Anyways. I gave myself an aversion to fake crab my first Summer out of high school (reminder, kids: check your expiration dates), so that was out. I swapped with flaked salmon but kept the shrimp in this version; I also sadly forgot the egg until I was eating trying to figure out what was missing. I was also wanting a little more mustard punch, so adjust yours as necessary.
And a note on seasoning: I happen to love this salad with way too much pepper and salt, because that’s how my family usually served it. This recipe includes a normal amount of each (depending on how HAM you go with the cracked pepper); I had to go back twice for more after the salad hit the fridge.
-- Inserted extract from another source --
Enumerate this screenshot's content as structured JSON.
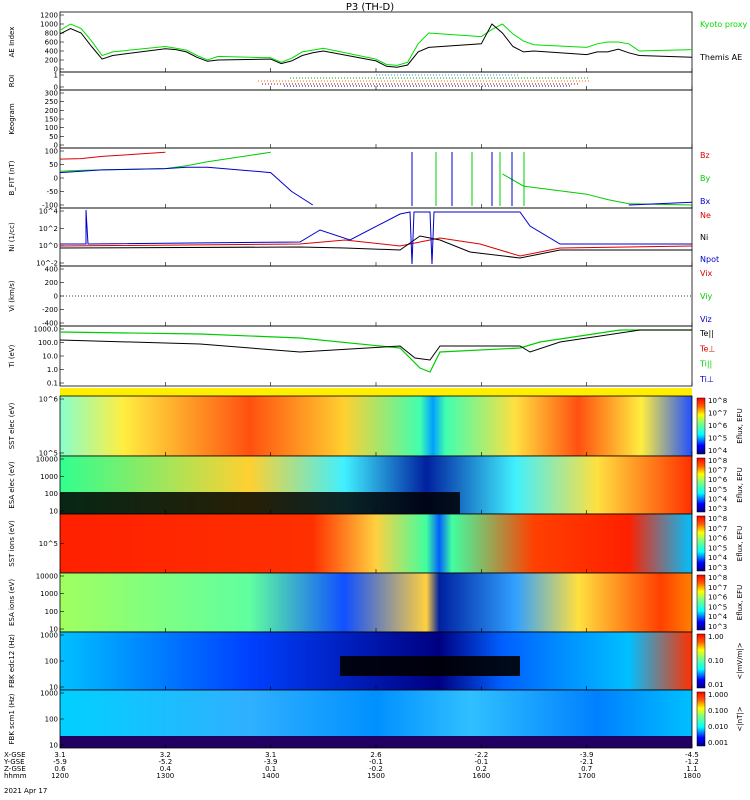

gluten-free, pescatarian, vegetarian and vegan with substitutions
Avocado Dill Pasta Salad
Dressing:
1 avocado (mine was small and I could have gone for more)
2 cloves garlic
3 Tbsp. chopped fresh dill
1 Tbsp. Dijon mustard
2 Tbsp. water
Juice of 1/2 a lemon
Salad:
4 – 6 cups pasta of choice (I used rice spirals)
15 cherry tomatoes
1 smallish cucumber (about 2/3 cup chopped)
1 smallish bell pepper (about 1 cup chopped)
2 – 4 stalks celery (about 3/4 cup chopped)
1/2 shallot, minced
2 scallions, chopped
2 Tbsp. fresh parsley, chopped
1 tsp. celery seed (if using celery salt instead, you may not need to salt the salad – taste, taste, taste)
Loads of fresh cracked black pepper
Salt
Shrimp (I used 13 medium), peeled, cooked & chopped (optional)
Krab, crab or salmon (also optional)
2 – 3 Tbsp. your favorite mayo (optional)
Start you pasta boiling according to package directions, taking care to salt the water. When almost done, chuck your shrimp in to cook. Drain and set aside.
Pull the shrimp and chop. Add to a large bowl.
Chop the cucumber, bell pepper, celery, scallion and parsley. Add to the big bowl.
Mince the shallot and add. Halve the tomatoes and add those too. Add the celery seed.
In a blender or food processor, blitz all dressing ingredients until smooth. If you want your dressing a little runny, add more water until desired consistency is reached. Mine turned out a bit thick, which I liked, but I ended up adding 2 – 3 Tbsp. Kewpie mayo to the salad to loosen it a bit.
Add the cooled-ish pasta and dressing to the bowl. Mix well to combine. Hit with a bunch of pepper. Taste. Add more salt, lemon juice or some mayo to finish off.
Stash in the fridge for a bit to chill and let the flavors get acquainted.